U.S. national security adviser Jake Sullivan said Friday’s charges followed “a disturbing pattern of Iranian government-sponsored efforts to kill, torture, and intimidate into silence activists for speaking out for the fundamental rights and freedoms of Iranians around the world.”

After the 2021 kidnapping plot failed, Amirov – a resident of Iran – sent information about the target to Omarov, a resident of the Czech Republic and Slovenia, prosecutors said on Friday. Omarov then sent those details to Mehdiyev, who lived in Yonkers, New York, prosecutors said.

Amirov and Omarov then arranged for Mehdiyev to get $30,000 in cash, which he used to buy an assault rifle and ammunition, prosecutors said. He then staked out the target’s neighborhood for several days in July 2022, but was stopped for a traffic violation and arrested when police found his weapon.

Amirov, 43, was arrested outside the United States, Garland said.
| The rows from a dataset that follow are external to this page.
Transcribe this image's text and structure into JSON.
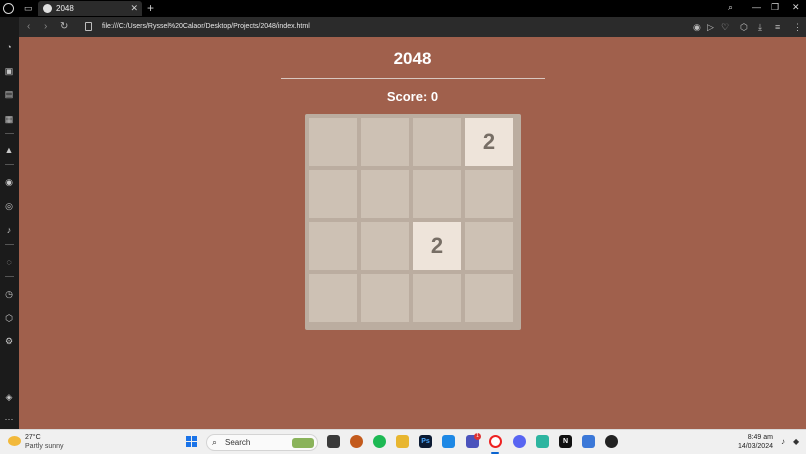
{
  "browser": {
    "tab_title": "2048",
    "tab_close": "✕",
    "new_tab": "+",
    "url": "file:///C:/Users/Ryssel%20Calaor/Desktop/Projects/2048/index.html"
  },
  "game": {
    "title": "2048",
    "score_label": "Score:",
    "score": "0",
    "grid": [
      [
        "",
        "",
        "",
        "2"
      ],
      [
        "",
        "",
        "",
        ""
      ],
      [
        "",
        "",
        "2",
        ""
      ],
      [
        "",
        "",
        "",
        ""
      ]
    ]
  },
  "taskbar": {
    "weather_temp": "27°C",
    "weather_desc": "Partly sunny",
    "search_label": "Search",
    "time": "8:49 am",
    "date": "14/03/2024",
    "teams_badge": "1"
  },
  "colors": {
    "page_background": "#a0604c",
    "board": "#bbada0",
    "empty_cell": "#cdc1b4",
    "tile_2": "#eee4da",
    "tile_text": "#776e65"
  }
}
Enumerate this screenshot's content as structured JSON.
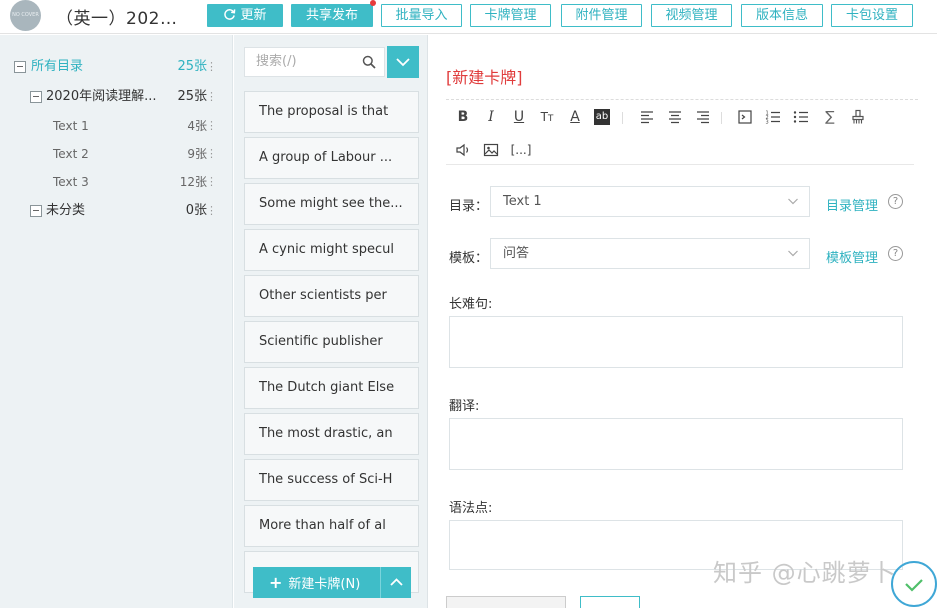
{
  "header": {
    "avatar_text": "NO COVER",
    "deck_title": "（英一）202…",
    "buttons": {
      "update": "更新",
      "share": "共享发布",
      "batch_import": "批量导入",
      "card_manage": "卡牌管理",
      "attachment_manage": "附件管理",
      "video_manage": "视频管理",
      "version_info": "版本信息",
      "deck_settings": "卡包设置"
    },
    "update_icon": "refresh-icon"
  },
  "tree": {
    "items": [
      {
        "label": "所有目录",
        "count": "25张",
        "more": "⋮"
      },
      {
        "label": "2020年阅读理解...",
        "count": "25张",
        "more": "⋮"
      },
      {
        "label": "Text 1",
        "count": "4张",
        "more": "⋮"
      },
      {
        "label": "Text 2",
        "count": "9张",
        "more": "⋮"
      },
      {
        "label": "Text 3",
        "count": "12张",
        "more": "⋮"
      },
      {
        "label": "未分类",
        "count": "0张",
        "more": "⋮"
      }
    ]
  },
  "cards": {
    "search_placeholder": "搜索(/)",
    "items": [
      "The proposal is that",
      "A group of Labour ...",
      "Some might see the...",
      "A cynic might specul",
      "Other scientists per",
      "Scientific publisher",
      "The Dutch giant Else",
      "The most drastic, an",
      "The success of Sci-H",
      "More than half of al"
    ],
    "new_card_label": "新建卡牌(N)"
  },
  "editor": {
    "title": "[新建卡牌]",
    "toolbar_more": "[...]",
    "directory": {
      "label": "目录：",
      "value": "Text 1",
      "manage": "目录管理"
    },
    "template": {
      "label": "模板：",
      "value": "问答",
      "manage": "模板管理"
    },
    "help_mark": "?",
    "fields": [
      {
        "label": "长难句:"
      },
      {
        "label": "翻译:"
      },
      {
        "label": "语法点:"
      }
    ]
  },
  "watermark": "知乎 @心跳萝卜",
  "colors": {
    "accent": "#3fbdc8",
    "title_red": "#e03c3c",
    "sidebar_bg": "#edf2f4"
  }
}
He was taken into U.S. custody on Thursday and pleaded not guilty through a defense lawyer at an arraignment in federal court in Manhattan on Friday afternoon.

U.S. Magistrate Judge Sarah Cave ordered Amirov detained pending trial after his lawyer did not object to prosecutors’ request that he be denied bail.

Omarov, 38, was arrested in the Czech Republic earlier this month, and the United States is seeking his extradition.

    In recent years, the United States and Iran have been at loggerheads over Iran’s nuclear program, its support for proxy forces in the region, and its deadly clampdown on unrest after the death of a young Iranian Kurdish woman in morality police custody.

    Iran accuses Western powers of fomenting the unrest, which security forces have met with deadly violence.